Global markets were up overnight, with US markets (S&P 500 +2.3%) partially offsetting yesterday's losses.
The uptick was led by the technology and energy sector, as oil prices lifted a bit after hitting record lows, and Congress looks to be on course to approve nearly $500 billion of additional aid to help small businesses.
US Treasury Secretary Steven Mnuchin announced he anticipates most of the economy will restart the end of August, which may be optimistic.
Spark New Zealand Limited (SPK:NZX / SPK:ASX)
Spark (SPK) shares were the best performing NZ stock yesterday up +4.7%, with the broader market selling off.
The Telco provider reaffirmed its operating earnings (EBITDAI) for the 2020 financial year to be between $1,100m and $1,120m and the dividend would remain unchanged at 25 cents per share for the full year.
Spark's core business remains unchanged, while broadband and phone usage have increased significantly, customers are generally on fixed fee plans (and customers will not be charged for over usage fees during this troubling period). A minor downside is loss of roaming charges, which represents about 5% of revenue.
We continue to remain BUY rated on Spark which continues to pay an attractive dividend yield
Australia & New Zealand Market Movers
The Australian market (ASX 200 -0.1%) initially fell heavily on Wednesday due to the oil price crash but managed to claw back higher, ending the day flat.
Logistics software company WiseTech shares surged +16%, after reaffirming its previous revenue and earnings guidance.

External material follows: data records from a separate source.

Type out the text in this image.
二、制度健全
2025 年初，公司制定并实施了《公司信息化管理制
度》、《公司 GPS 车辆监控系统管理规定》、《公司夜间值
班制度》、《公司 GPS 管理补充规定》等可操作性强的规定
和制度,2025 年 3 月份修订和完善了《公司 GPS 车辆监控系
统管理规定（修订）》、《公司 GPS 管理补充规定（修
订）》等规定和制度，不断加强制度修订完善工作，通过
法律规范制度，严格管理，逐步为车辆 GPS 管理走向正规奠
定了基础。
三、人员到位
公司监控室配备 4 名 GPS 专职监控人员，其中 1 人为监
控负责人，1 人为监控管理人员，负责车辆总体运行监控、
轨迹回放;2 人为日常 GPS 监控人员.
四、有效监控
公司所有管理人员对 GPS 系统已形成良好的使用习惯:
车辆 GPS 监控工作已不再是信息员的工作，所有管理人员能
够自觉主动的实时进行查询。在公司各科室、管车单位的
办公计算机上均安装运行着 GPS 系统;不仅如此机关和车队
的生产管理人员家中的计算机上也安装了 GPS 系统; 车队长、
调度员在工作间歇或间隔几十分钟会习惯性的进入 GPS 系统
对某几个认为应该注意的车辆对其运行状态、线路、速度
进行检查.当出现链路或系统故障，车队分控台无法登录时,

Qantas shares were lower, on fears that the airline could possibly have to raise capital, due to concerns over future fuel contracts may require margin calls – which may have put additional cost pressure on Virgin to go into voluntary administration.
The NZ market (NZX 50 -1.1%) fell yesterday, continuing a marketwide sell off due to heightened concerns about the global economy.
A2 Milk shares were one of the few that were up, after announcing a positive trading update, with revenue for the third quarter above expectation driven by strong demand and changes in purchasing behaviour arising from covid-19, lifting their 2020 full year revenue and earnings guidance with margins improving as Chinese based sales are denoted in a stronger USD.
Air NZ shares were under pressure, possibly like Qantas due to concerns with margin calls on future fuel hedges.
3 Things Markets Will be Watching this Week
- Coronavirus related news-flow remains key in terms of market moves.
- US corporate earnings will be in focus with some big names reporting in the US, including Amazon and Netflix.
- Capital raising announcements by companies are growing as companies ask for cash from investors in this uncertain period.